Conservé dans les collections de la SAN (inv. 2), cet antiphonaire provient de l’ancienne abbaye cistercienne de Marche-les-Dames. À l’occasion des recherches menées dans le cadre des expositions consacrées à l’histoire de l’abbaye, un feuillet conservé au Musée diocésain de Namur, jusqu’ici catalogué comme fragment isolé, a pu être formellement identifié comme le premier feuillet du manuscrit de la SAN.
Un puzzle médiéval reconstitué
L’identification est le fruit du travail minutieux d’Anne-Emmanuelle Ceulemans (UCLouvain), qui a analysé l’écriture, les notations musicales, la décoration, les pigments, les dimensions et la mise en page des deux pièces. Les correspondances se sont révélées parfaites : même main de copiste, même structure liturgique, même composition matérielle.
Le feuillet retrouvé s’ouvre sur une lettrine « A » introduisant le chant Alleluia et se conclut, au verso, par les mots « Dum transisset sabba- », début du répons pascal Dum transisset sabbatum, dont la suite apparaît précisément à la page suivante du manuscrit conservé par la SAN. L’enchaînement ne laisse place à aucun doute : le volume a retrouvé son ouverture originale, plusieurs siècles après sa dispersion.
Un patrimoine dispersé, aujourd’hui réuni
Comme de nombreux biens issus des communautés religieuses supprimées à la fin du 18e siècle, les manuscrits de l’abbaye de Marche-les-Dames furent dispersés au 19e siècle. Livres de chant, antiphonaires et fragments épars témoignent de la richesse de la vie liturgique des moniales cisterciennes aux 15e et 16e siècles.

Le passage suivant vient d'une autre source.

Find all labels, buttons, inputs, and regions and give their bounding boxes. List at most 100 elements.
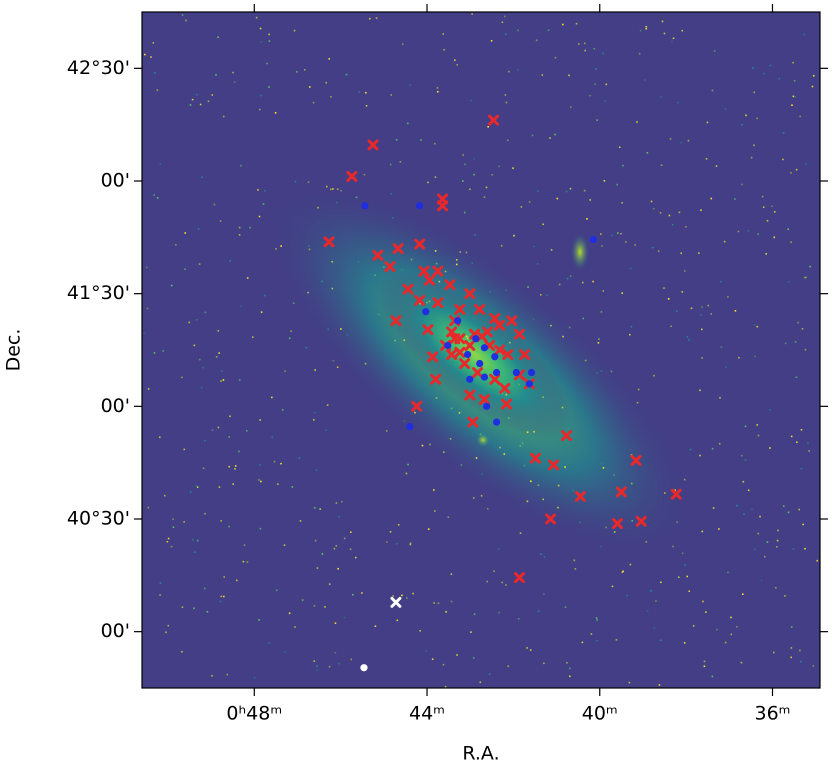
star [471,13,473,15]
star [629,333,631,336]
star [629,563,632,566]
star [747,230,750,232]
star [507,417,510,419]
star [678,211,681,214]
star [431,658,434,660]
star [260,94,263,97]
star [401,268,403,271]
star [689,448,692,451]
star [365,92,367,94]
star [650,200,653,203]
star [737,230,740,233]
y-tick-label: 42°30' [67,57,130,79]
star [573,559,576,562]
star [145,266,148,269]
star [233,81,236,83]
star [268,40,271,42]
star [711,447,714,450]
star [639,29,642,32]
star [358,91,361,93]
star [543,593,545,595]
dot-marker [480,344,489,352]
star [723,240,726,243]
star [414,411,416,414]
star [206,610,209,613]
star [622,570,624,573]
x-marker [615,486,627,498]
star [268,33,270,36]
star [438,280,441,283]
star [442,33,444,35]
star [338,515,341,518]
star [428,300,431,303]
star [638,52,641,55]
star [419,302,421,305]
x-marker [513,572,525,584]
star [762,206,765,208]
star [505,101,508,104]
star [595,617,598,619]
star [144,53,146,56]
star [790,241,792,243]
star [193,344,196,347]
star [760,579,763,582]
x-marker [472,367,484,379]
dot-marker [360,664,368,672]
dot-marker [512,368,521,377]
star [653,374,655,377]
star [766,219,769,222]
star [753,144,755,147]
star [711,89,714,92]
star [592,280,594,283]
star [326,185,328,188]
star [218,352,220,354]
star [730,616,732,619]
star [661,20,664,23]
x-marker [481,326,493,338]
star [547,435,550,437]
x-marker [635,515,647,527]
star [589,199,591,201]
dot-marker [476,359,484,368]
star [586,218,588,220]
star [450,407,453,410]
star [229,415,231,418]
star [188,321,191,324]
star [503,453,506,455]
star [604,100,607,102]
star [645,27,648,30]
star [258,108,261,111]
star [403,339,406,342]
star [329,188,332,191]
star [401,594,403,597]
star [435,262,438,265]
star [659,639,662,642]
star [498,611,500,614]
star [346,334,349,336]
star [690,307,693,310]
star [260,40,262,43]
star [798,508,800,511]
plot-frame [141,11,821,689]
star [204,512,206,515]
star [159,582,162,584]
star [255,16,258,19]
star [407,122,409,125]
x-marker [478,394,490,406]
star [185,19,187,22]
star [684,564,686,567]
star [193,607,195,610]
star [701,530,704,533]
star [529,649,532,651]
star [706,121,709,124]
star [327,328,330,331]
x-marker [464,339,476,351]
star [393,328,395,331]
star [181,14,184,16]
star [361,592,363,594]
star [650,589,652,592]
x-marker [630,454,642,466]
star [290,330,292,333]
star [156,89,159,91]
star [434,142,436,145]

Cette redécouverte illustre l’importance des recherches continues menées sur les collections patrimoniales namuroises. Elle rappelle qu’aucun fragment n’est anodin et que même des œuvres étudiées depuis longtemps peuvent encore livrer de nouvelles révélations.
Un partenariat patrimonial de longue date
La Société archéologique de Namur tient à exprimer sa profonde gratitude au Musée diocésain de Namur qui, par l’entremise de sa conservatrice Hélène Cambier, a accepté que ce feuillet rejoigne définitivement le manuscrit conservé par la SAN. Ce geste, posé dans un esprit de confiance et de collaboration scientifique, permet aujourd’hui de restituer l’intégrité historique d’un témoin majeur du patrimoine écrit namurois.
Fondé officiellement en 1905, soit quelques décennies après la création de la Société archéologique de Namur en 1845, le Musée diocésain partage avec la SAN une histoire patrimoniale longue de plus d’un siècle. Depuis leurs origines, les deux institutions œuvrent, chacune dans son champ spécifique, à la conservation, à l’étude et à la valorisation du patrimoine religieux et artistique de la région.
La réunification de ce feuillet et de son manuscrit illustre de manière exemplaire combien la coopération entre institutions namuroises demeure essentielle pour préserver, comprendre et transmettre notre héritage commun.